What You Don’t Have To Do In Your Twenties, Despite Popular Opinion

Full disclosure: this article was going to be about things that you should do in your twenties, up until about one minute before I started writing it. I was going to talk about finding yourself and learning not to settle, and figuring out exactly what it is that makes you happy. All of those are nice things, and they are definitely good lessons to learn, but when I really sat down and thought about it, I asked myself do these lessons really have a deadline? Does any of it?

Ever since I moved to Portland, all I have been able to think about is what I should be doing. According to my anxiety-ridden brain, that’s a lot of things, and they all are on my mind all the time.  I didn’t realize how bad it had gotten until my writing partner asked what had me so distracted, and I literally sent her a list that was a paragraph long. I couldn’t even write it off because as soon as she asked me to pick just five to focus on for the day, I started crying. In my head, the deadline for each and every one of them was closing in just as quickly as the rest. All because I feel like I’m supposed to be held together so well, but don’t have any time to do it.

Today, I want to focus on perspective. So many people (myself included) seem to be in the habit of defining different eras of their life solely on what they should have accomplished in that time. As a teenager, it’s first kisses, graduating high school, and getting into a good college. In your twenties, it’s moving out, finding yourself, and getting married. Having kids in your thirties. Moving up in your career. The thing is, no two people’s lives are going to move at exactly the same pace, and they don’t need to. You have to know how to pace yourself and find your own boundaries, so you know when to push and when to rest because life isn’t like a race. It’s more like climbing a mountain—the more experience you get, the higher you’re able to go. You can’t base your own progress on someone else’s.

You don’t have to have all the answers yet.

I’ve realized lately that this is a much better time to start asking the questions. You know enough about yourself to draw the line somewhere, so start figuring out where that is. Try things, because . . .

You don’t have to stop experimenting.

Start a new hobby. Start six new hobbies. If there is anything you’ve ever wanted to do, you are still allowed to try it, and you’re still allowed to kick it to the curb if it doesn’t work out.

You don’t have to have it all together.

It’s okay if you’re still not that great with your savings account. It’s okay if your room still gets as messy as it did when you were sixteen. It’s even okay if you have cereal for dinner. The whole point of a transition is that not everything will happen all at once.

You don’t need a career.

We live in a world of YouTubers and bloggers, but you aren’t falling behind just because you haven’t found your calling yet. Some things are just a little further down the path. Take a breather. Smell some flowers. You still have time.

You don’t have to get married.

Rushing to find “the one” will only lead you into the arms of the wrong one. Take your time, and be honest with yourself about what you’re looking for, and don’t play games to get it. Playing coy and hiding all of your baggage will just lead to unpleasant surprises down the road.
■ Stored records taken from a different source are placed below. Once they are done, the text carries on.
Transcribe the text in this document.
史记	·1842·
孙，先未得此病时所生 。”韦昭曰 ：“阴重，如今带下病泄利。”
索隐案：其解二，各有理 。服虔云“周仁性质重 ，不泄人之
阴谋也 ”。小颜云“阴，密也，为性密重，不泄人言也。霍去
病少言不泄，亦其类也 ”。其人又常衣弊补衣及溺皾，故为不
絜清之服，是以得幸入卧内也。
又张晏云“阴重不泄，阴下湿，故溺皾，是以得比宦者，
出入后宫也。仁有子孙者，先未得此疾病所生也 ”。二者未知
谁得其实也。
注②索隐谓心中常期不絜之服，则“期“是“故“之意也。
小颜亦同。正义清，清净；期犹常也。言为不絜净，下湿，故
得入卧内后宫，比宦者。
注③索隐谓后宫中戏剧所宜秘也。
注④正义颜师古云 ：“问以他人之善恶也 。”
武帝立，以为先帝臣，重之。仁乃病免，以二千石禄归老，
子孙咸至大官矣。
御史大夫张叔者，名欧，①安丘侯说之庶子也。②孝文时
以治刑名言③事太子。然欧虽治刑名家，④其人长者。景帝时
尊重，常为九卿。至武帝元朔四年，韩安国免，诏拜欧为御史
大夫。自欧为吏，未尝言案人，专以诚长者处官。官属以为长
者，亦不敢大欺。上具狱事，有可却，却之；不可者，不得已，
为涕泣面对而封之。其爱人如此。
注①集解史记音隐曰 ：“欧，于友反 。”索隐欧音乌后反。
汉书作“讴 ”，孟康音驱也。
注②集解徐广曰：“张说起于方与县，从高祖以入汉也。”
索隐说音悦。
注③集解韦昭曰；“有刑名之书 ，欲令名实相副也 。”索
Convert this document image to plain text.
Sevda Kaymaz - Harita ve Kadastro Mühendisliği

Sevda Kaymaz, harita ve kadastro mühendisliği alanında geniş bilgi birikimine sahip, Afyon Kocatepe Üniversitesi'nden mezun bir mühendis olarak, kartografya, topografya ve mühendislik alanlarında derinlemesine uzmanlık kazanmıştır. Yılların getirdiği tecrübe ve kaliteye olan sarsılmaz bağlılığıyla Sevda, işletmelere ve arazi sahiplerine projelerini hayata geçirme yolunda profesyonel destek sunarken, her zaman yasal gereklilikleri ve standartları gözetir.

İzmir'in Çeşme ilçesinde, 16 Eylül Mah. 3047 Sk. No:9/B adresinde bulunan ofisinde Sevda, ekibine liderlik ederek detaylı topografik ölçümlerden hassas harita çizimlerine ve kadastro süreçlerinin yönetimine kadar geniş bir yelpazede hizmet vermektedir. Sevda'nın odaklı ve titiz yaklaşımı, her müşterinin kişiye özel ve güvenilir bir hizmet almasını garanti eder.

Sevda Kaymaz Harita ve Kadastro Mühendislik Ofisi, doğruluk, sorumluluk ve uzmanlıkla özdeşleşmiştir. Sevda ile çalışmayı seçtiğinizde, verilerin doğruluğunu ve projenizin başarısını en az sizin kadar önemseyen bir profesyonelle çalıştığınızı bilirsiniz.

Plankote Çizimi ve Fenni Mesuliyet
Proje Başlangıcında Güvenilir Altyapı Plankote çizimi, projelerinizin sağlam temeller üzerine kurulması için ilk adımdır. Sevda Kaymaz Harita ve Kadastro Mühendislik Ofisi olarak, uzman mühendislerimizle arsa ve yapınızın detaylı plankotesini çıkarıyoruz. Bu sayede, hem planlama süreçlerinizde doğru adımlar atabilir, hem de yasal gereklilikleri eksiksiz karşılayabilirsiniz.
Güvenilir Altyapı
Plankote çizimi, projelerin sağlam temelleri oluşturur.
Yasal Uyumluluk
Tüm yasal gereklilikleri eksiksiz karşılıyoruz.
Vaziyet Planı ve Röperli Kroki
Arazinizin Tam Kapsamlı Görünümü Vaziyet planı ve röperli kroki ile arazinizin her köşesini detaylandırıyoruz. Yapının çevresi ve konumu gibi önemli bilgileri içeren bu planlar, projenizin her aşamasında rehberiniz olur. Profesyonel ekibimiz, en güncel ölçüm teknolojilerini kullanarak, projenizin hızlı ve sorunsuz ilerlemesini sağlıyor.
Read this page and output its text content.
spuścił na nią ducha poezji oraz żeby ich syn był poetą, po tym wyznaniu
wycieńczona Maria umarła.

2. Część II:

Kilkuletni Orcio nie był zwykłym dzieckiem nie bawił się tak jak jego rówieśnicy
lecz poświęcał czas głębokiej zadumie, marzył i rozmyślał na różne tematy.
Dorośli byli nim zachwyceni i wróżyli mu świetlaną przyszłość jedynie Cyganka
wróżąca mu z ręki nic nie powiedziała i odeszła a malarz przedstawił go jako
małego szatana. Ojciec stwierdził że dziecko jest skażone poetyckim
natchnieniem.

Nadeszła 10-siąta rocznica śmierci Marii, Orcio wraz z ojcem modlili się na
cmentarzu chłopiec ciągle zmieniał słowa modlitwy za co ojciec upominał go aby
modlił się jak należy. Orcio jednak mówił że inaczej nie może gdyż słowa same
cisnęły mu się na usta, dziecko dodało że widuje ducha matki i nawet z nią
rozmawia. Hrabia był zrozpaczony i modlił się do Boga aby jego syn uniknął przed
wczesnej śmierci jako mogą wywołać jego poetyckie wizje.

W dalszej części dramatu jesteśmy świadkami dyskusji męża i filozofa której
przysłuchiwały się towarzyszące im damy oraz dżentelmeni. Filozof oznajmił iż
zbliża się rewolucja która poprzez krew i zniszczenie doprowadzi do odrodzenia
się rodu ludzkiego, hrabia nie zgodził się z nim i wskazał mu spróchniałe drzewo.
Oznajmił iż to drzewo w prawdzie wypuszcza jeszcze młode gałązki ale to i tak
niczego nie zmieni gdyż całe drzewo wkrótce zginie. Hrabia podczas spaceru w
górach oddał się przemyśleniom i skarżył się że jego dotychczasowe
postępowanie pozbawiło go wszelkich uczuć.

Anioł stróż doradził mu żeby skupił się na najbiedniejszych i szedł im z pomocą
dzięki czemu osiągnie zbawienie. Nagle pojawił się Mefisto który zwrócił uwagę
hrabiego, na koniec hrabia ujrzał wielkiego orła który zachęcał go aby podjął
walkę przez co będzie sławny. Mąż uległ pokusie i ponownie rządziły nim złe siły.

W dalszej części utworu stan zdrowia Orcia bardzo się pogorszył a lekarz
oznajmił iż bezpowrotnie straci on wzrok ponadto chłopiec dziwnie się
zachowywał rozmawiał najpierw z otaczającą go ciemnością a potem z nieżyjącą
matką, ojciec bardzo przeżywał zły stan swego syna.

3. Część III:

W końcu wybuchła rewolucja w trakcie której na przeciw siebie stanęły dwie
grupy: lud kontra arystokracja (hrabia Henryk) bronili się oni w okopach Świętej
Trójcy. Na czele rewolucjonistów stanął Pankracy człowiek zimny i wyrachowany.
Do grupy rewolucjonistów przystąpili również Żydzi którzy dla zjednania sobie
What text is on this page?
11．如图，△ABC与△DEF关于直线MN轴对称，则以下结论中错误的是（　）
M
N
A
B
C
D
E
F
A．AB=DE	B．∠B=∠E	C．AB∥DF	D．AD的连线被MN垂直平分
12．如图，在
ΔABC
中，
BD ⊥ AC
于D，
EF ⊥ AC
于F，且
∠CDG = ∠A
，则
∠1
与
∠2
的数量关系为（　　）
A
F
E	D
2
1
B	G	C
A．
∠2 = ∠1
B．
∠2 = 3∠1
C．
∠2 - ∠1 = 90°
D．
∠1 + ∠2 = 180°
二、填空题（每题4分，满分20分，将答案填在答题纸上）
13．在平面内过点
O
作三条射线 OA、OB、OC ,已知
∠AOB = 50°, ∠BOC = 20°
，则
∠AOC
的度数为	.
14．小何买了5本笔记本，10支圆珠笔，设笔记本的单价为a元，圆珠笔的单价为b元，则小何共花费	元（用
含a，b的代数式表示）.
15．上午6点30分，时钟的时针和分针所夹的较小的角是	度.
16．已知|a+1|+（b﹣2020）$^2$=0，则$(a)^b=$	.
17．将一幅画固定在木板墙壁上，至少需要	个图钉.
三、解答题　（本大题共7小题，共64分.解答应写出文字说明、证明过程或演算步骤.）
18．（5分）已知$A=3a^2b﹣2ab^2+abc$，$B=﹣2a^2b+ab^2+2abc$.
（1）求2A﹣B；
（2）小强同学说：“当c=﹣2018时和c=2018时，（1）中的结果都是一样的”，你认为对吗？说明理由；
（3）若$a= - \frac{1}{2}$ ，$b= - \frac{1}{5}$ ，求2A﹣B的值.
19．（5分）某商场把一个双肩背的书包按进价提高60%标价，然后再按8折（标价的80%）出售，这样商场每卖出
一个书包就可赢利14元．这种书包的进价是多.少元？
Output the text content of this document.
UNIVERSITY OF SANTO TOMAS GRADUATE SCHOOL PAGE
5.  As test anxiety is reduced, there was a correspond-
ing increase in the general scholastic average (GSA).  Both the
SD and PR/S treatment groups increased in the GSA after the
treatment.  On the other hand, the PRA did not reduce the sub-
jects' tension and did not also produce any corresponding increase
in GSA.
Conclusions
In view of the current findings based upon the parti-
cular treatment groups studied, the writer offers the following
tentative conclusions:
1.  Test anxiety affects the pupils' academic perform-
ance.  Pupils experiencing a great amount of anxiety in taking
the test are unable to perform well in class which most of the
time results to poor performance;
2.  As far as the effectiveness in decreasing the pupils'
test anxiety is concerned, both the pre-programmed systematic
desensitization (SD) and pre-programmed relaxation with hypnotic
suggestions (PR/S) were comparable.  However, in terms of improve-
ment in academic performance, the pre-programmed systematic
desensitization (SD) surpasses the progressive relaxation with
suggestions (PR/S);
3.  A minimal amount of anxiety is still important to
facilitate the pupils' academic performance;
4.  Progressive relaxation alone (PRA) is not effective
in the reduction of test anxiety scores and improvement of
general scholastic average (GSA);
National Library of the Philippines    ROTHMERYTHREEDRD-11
And, most importantly, you’re still allowed to freak out.

Rent and debt and having to worry about managing your money all the time is frustrating and scary. It’s okay if you buckle under the pressure every once in a while—even if we don’t talk about it, all of us have experienced it. The trick is to look at why you’re freaking out and figure out how to avoid it next time.

Turning thirty, or any age, isn’t an end to anything. Age is just a number, just another year. You don’t need to run to make sure you get from point A to point B in the right amount of time.